Domestic table wines were fundamental to growth of the U.S. wine market in September, as fresh tariffs clouded the outlook for imported wines.
The value of the total wine market in the U.S. rose nearly 4% to more than $72 billion in the 12 months ended September, according to market research firm bw166. Domestic wines led the growth, with sales during the period up 4% versus last year to $48.4 billion. Within the category, table wines showed the strongest growth, rising 6% — an increase that represents an additional $2.3 billion in sales. This is more than the value of sparkling wines sold ($2.1 billion) or bulk imports ($1.5 billion).
The positive sales numbers are part of the regular Wine Industry Metrics featured in the Wine Analytics Report. October’s issue of the report also included the top 25 performing brands in the off-premise sector and an examination of direct-to-consumer and e-commerce sales.
Domestic wine sales are typically more than double those of packaged imports, which increased just 3% versus a year ago to $24 billion. While sparkling wines from Italy and France, not to mention Sauvignon Blanc from New Zealand, have been strong performers in the market, the announcement Oct. 2 of a 25% retaliatory tariff on several types of wine from the European Union could dampen sales or shift the composition of what’s selling.
Off-premise sales data from Nielsen underscore the dominance of domestic wines, which increased a scant 1% versus a year ago in four weeks ended Sept. 7 to total $810 million. Sparkling wines saw the strongest and most consistent growth, rising 4% in value and 2% in volume, while table wines saw the value of sales increase 1% while volumes declined.
Domestic table wines remained a driving force relative to imports, however. The segment accounts for 74% of total table wine sales through off-premise outlets tracked by Nielsen, or more than three times imports, in the 52 weeks ended Sept. 7. Domestic table wines also increased at more than twice the rate of imports.
California was by far the leading source of wines sold through off-premise outlets Nielsen tracked, with sales of $9.5 billion (up 1% versus a year ago), followed by Italy at $1.2 billion (up 2%) and Australia with $721 million (down nearly 1%). The top three regions represent 80% of off-premise sales and were well-represented among the country’s top 25 brands, with California claiming four of the five top-sellers, including Barefoot, Woodbridge, Franzia and Sutter Home.
The fastest-growing off-premise brands (by dollar value) included Josh, Bota Box and Stella Rosa, but New Zealand’s Kim Crawford ranked eighth.
Oregon posted the strongest growth among the top 10 regions that Nielsen tracked, with sales rising more than 13% to $208 million. The gain worked out to nearly $25 million in additional sales in the latest 12 months, a significant lift for a region that accounts for just 1% of the off-premise channel.

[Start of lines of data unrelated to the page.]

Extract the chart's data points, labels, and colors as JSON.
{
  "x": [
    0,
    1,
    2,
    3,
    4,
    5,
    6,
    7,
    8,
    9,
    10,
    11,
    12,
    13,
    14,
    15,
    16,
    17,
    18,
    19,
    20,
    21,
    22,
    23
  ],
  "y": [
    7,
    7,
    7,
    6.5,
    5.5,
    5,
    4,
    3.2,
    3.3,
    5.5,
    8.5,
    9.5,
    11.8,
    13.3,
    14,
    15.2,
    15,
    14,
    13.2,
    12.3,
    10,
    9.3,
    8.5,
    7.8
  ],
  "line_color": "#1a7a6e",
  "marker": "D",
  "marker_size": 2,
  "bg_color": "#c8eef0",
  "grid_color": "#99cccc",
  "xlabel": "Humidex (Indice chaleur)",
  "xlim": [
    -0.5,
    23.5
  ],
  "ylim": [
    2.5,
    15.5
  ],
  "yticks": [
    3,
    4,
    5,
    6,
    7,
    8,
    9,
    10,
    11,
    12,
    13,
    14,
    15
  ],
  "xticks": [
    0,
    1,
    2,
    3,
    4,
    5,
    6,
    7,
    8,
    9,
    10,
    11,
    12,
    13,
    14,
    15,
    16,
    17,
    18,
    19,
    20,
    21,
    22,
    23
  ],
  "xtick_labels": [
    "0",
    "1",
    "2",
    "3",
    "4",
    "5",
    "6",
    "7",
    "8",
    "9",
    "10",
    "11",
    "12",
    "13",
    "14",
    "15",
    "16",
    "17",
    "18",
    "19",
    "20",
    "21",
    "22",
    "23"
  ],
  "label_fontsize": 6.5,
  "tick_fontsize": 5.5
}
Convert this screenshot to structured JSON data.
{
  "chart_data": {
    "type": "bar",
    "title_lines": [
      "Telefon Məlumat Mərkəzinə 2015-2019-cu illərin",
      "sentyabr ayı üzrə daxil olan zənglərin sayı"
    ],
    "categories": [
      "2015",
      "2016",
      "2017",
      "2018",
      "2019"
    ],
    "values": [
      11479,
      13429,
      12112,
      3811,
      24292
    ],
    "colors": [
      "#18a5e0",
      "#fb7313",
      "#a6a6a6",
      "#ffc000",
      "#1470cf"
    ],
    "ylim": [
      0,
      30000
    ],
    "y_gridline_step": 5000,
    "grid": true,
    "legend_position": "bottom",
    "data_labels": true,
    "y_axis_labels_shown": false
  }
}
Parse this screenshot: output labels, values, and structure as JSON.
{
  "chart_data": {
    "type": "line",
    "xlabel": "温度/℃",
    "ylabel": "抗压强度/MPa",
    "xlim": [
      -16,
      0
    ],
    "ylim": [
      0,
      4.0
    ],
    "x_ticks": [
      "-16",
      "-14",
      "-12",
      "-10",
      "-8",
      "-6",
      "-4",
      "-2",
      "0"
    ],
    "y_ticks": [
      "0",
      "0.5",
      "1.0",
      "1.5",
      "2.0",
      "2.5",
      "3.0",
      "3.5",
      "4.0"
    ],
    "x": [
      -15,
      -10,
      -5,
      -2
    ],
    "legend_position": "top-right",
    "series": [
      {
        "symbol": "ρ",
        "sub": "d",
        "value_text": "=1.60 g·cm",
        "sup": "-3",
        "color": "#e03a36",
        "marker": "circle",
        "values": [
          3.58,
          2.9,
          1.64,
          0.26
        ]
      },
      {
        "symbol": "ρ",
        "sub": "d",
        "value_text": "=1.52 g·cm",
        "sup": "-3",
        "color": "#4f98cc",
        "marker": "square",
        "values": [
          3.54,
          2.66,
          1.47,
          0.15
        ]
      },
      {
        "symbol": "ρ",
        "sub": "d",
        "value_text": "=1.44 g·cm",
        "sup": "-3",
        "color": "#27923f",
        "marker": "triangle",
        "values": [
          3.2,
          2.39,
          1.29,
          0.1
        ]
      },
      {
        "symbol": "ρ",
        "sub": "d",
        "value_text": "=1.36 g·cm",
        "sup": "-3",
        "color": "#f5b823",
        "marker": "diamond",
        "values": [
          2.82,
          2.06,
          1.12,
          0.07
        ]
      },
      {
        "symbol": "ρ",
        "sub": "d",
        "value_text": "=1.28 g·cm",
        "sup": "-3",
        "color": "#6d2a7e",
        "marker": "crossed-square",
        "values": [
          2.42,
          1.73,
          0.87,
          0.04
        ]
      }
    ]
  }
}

Where imports are strongest is in on-premise accounts. According to Nielsen CGA, the 52-weeks ended Aug. 10 saw $17.9 billion worth of wine sold, up 1% from last year. Imports represented $5.9 billion of the total, up 2% from last year and a growth rate more than double that of domestic wines.
Direct-to-consumer shipment data for September was not immediately available from Wines Vines Analytics. Hiring activity for DtC positions does remain strong.
Winejobs.com’s Winery Job Index increased 7% in September from a year ago to 234. Demand for vineyard help doubled versus a year ago, while listings for direct-to-consumer positions, including tasting room and retail staff, rose 35%. Sales and marketing positions were also in demand, with the index rising 17%.
While the most recent U.S. Department of Labor statistics indicate a tightening job market, the Winery Job Index points to a stable hiring environment. Department of Labor data indicate that wineries and vineyards employ approximately 90,000 people nationwide, led by California.